Following the critically acclaimed 2013 debut album, Manhattan, comes the Skaters’ aptly titled 5-track EP, Rock And Roll Bye Bye.



After performing at SXSW and signing with the Warner Bros in the first few years of the band’s existence, it has been quite a journey for New York-via-Hull (East Yorkshire)-based quartet.

The EP opens with the album titled track – a rapturous cowbell wielding symphony, in which lead singer, Michael Ian Cummings, warbles “left the old van/by the roadside/played the same dive/for the fourth time/and now my friends are old/and their jealous ‘cause/we never had to grow/got stuck with rock and roll.”

Flip Flip Flip carries chiming guitar hooks and a strong melody, Cummings plays the role of a crooner, drawing on influences from Arctic Monkey’s, Arabella.
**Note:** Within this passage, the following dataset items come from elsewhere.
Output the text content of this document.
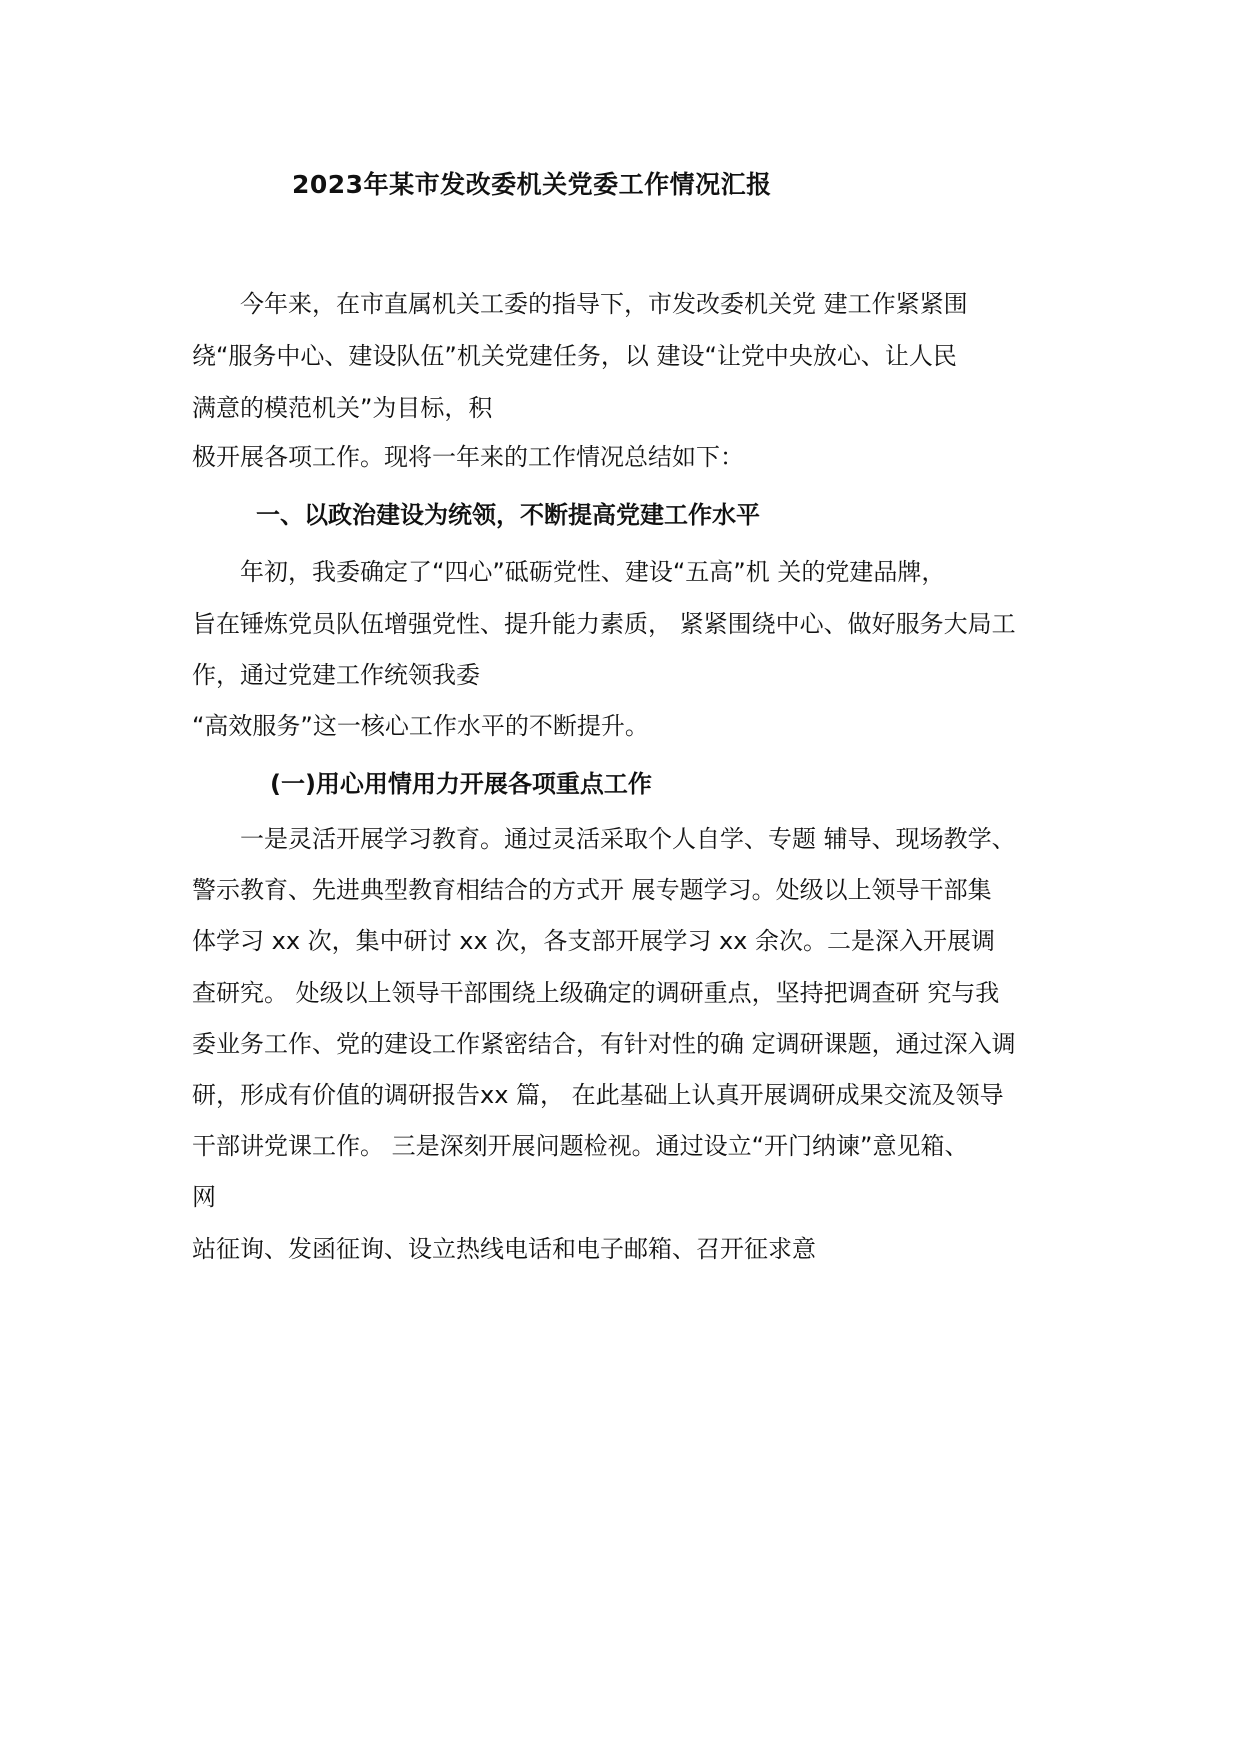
2023年某市发改委机关党委工作情况汇报
　　今年来，在市直属机关工委的指导下，市发改委机关党 建工作紧紧围
绕“服务中心、建设队伍”机关党建任务，以 建设“让党中央放心、让人民
满意的模范机关”为目标，积
极开展各项工作。现将一年来的工作情况总结如下：
一、以政治建设为统领，不断提高党建工作水平
　　年初，我委确定了“四心”砥砺党性、建设“五高”机 关的党建品牌，
旨在锤炼党员队伍增强党性、提升能力素质， 紧紧围绕中心、做好服务大局工
作，通过党建工作统领我委
“高效服务”这一核心工作水平的不断提升。
(一)用心用情用力开展各项重点工作
　　一是灵活开展学习教育。通过灵活采取个人自学、专题 辅导、现场教学、
警示教育、先进典型教育相结合的方式开 展专题学习。处级以上领导干部集
体学习 xx 次，集中研讨 xx 次，各支部开展学习 xx 余次。二是深入开展调
查研究。 处级以上领导干部围绕上级确定的调研重点，坚持把调查研 究与我
委业务工作、党的建设工作紧密结合，有针对性的确 定调研课题，通过深入调
研，形成有价值的调研报告xx 篇， 在此基础上认真开展调研成果交流及领导
干部讲党课工作。 三是深刻开展问题检视。通过设立“开门纳谏”意见箱、
网
站征询、发函征询、设立热线电话和电子邮箱、召开征求意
Contrarily, 1# Record is lucid and almost Amazonian, in comparison – with catcalls of “number one record!” by the band.

The Loner is a fast, foot-stomping anthem with shades of the Strokes and masterful guitar work, reminiscent of early Franz Ferdinand records “one night turns to three/I’m not sure where I’m meant to be” – jeers of “isolation!” crow heavy on the ear.

5 Tourist Death March/Malibu Holiday closes the EP, Cummings sings “this is not yours to take/this is not mine to keep with decaying vocals, there are lapses of techno influence the track throughout before rapturous guitar drop closes the record just as it opened – loud, exciting and youthful, which if anything, is exactly what Skaters are about.